The bill would require that state and local governments – as a condition for receiving FY 2021 COPS or Byrne JAG funds – comply with multiple provisions aimed at reforming local police practices, including eliminating racial profiling and implicit bias, banning chokeholds and eliminating “no-knock warrants”, amongst others.
For the Department of Commerce, the bill includes $9.54 billion, a decrease of $5.68 billion compared to the FY 2020 enacted level, and $1.2 billion above the President’s budget request.

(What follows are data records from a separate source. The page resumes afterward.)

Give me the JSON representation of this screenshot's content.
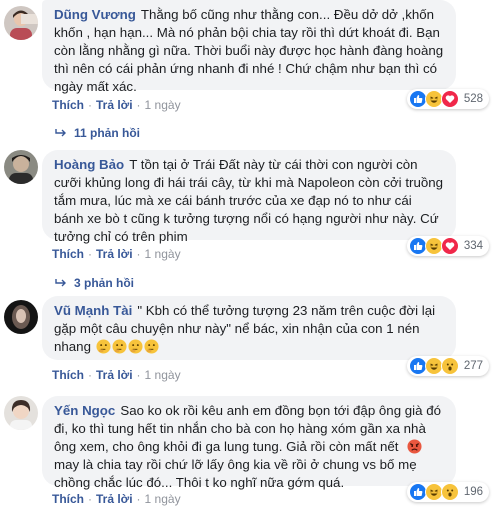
{
  "comments": [
    {
      "author": "Dũng Vương",
      "text": "Thằng bố cũng như thằng con... Đều dở dở ,khốn khốn , hạn hạn... Mà nó phản bội chia tay rồi thì dứt khoát đi. Bạn còn lằng nhằng gì nữa. Thời buổi này được học hành đàng hoàng thì nên có cái phản ứng nhanh đi nhé ! Chứ chậm như bạn thì có ngày mất xác.",
      "reaction_count": "528",
      "reactions": [
        "like",
        "haha",
        "love"
      ],
      "like_label": "Thích",
      "reply_label": "Trả lời",
      "time": "1 ngày",
      "replies_label": "11 phản hồi"
    },
    {
      "author": "Hoàng Bảo",
      "text": "T tồn tại ở Trái Đất này từ cái thời con người còn cưỡi khủng long đi hái trái cây, từ khi mà Napoleon còn cởi truồng tắm mưa, lúc mà xe cái bánh trước của xe đạp nó to như cái bánh xe bò t cũng k tưởng tượng nổi có hạng người như này. Cứ tưởng chỉ có trên phim",
      "reaction_count": "334",
      "reactions": [
        "like",
        "haha",
        "love"
      ],
      "like_label": "Thích",
      "reply_label": "Trả lời",
      "time": "1 ngày",
      "replies_label": "3 phản hồi"
    },
    {
      "author": "Vũ Mạnh Tài",
      "text": "\" Kbh có thể tưởng tượng 23 năm trên cuộc đời lại gặp một câu chuyện như này\" nể bác, xin nhận của con 1 nén nhang",
      "reaction_count": "277",
      "reactions": [
        "like",
        "haha",
        "wow"
      ],
      "like_label": "Thích",
      "reply_label": "Trả lời",
      "time": "1 ngày"
    },
    {
      "author": "Yến Ngọc",
      "text_part1": "Sao ko ok rồi kêu anh em đồng bọn tới đập ông già đó đi, ko thì tung hết tin nhắn cho bà con họ hàng xóm gần xa nhà ông xem, cho ông khỏi đi ga lung tung. Giả rồi còn mất nết",
      "text_part2": "may là chia tay rồi chứ lỡ lấy ông kia về rồi ở chung vs bố mẹ chồng chắc lúc đó... Thôi t ko nghĩ nữa gớm quá.",
      "reaction_count": "196",
      "reactions": [
        "like",
        "haha",
        "wow"
      ],
      "like_label": "Thích",
      "reply_label": "Trả lời",
      "time": "1 ngày"
    }
  ],
  "colors": {
    "name": "#385898",
    "bubble": "#f2f3f5",
    "meta": "#90949c",
    "like": "#1877f2",
    "love": "#f0284a",
    "haha": "#f7c33b"
  }
}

Of note for counties, the bill includes increased funding for the Economic Development Administration.
- Economic Development Administration (EDA) – The bill includes $356 million for EDA, an increase of $23 million above the FY 2020 enacted level. EDA makes investments in economically distressed communities to create jobs for U.S. workers, improve infrastructure, promote American innovation and accelerate long-term sustainable economic growth. EDA grants are critical for county economic development, particularly in rural areas, where such resources are often scarce.
Across the Capitol, Senate appropriators have yet to release funding levels for any of the annual twelve spending bills. Further complicating a path forward is the looming September 30, 2020 deadline, after which FY 2020 funds will expire, on-top of ongoing negotiations around a fifth COVID-19 relief package.
NACo will continue to engage with House and Senate appropriators to ensure necessary funding for key justice related programs and will work to ensure final appropriation measures reflect the needs and priorities of America’s counties.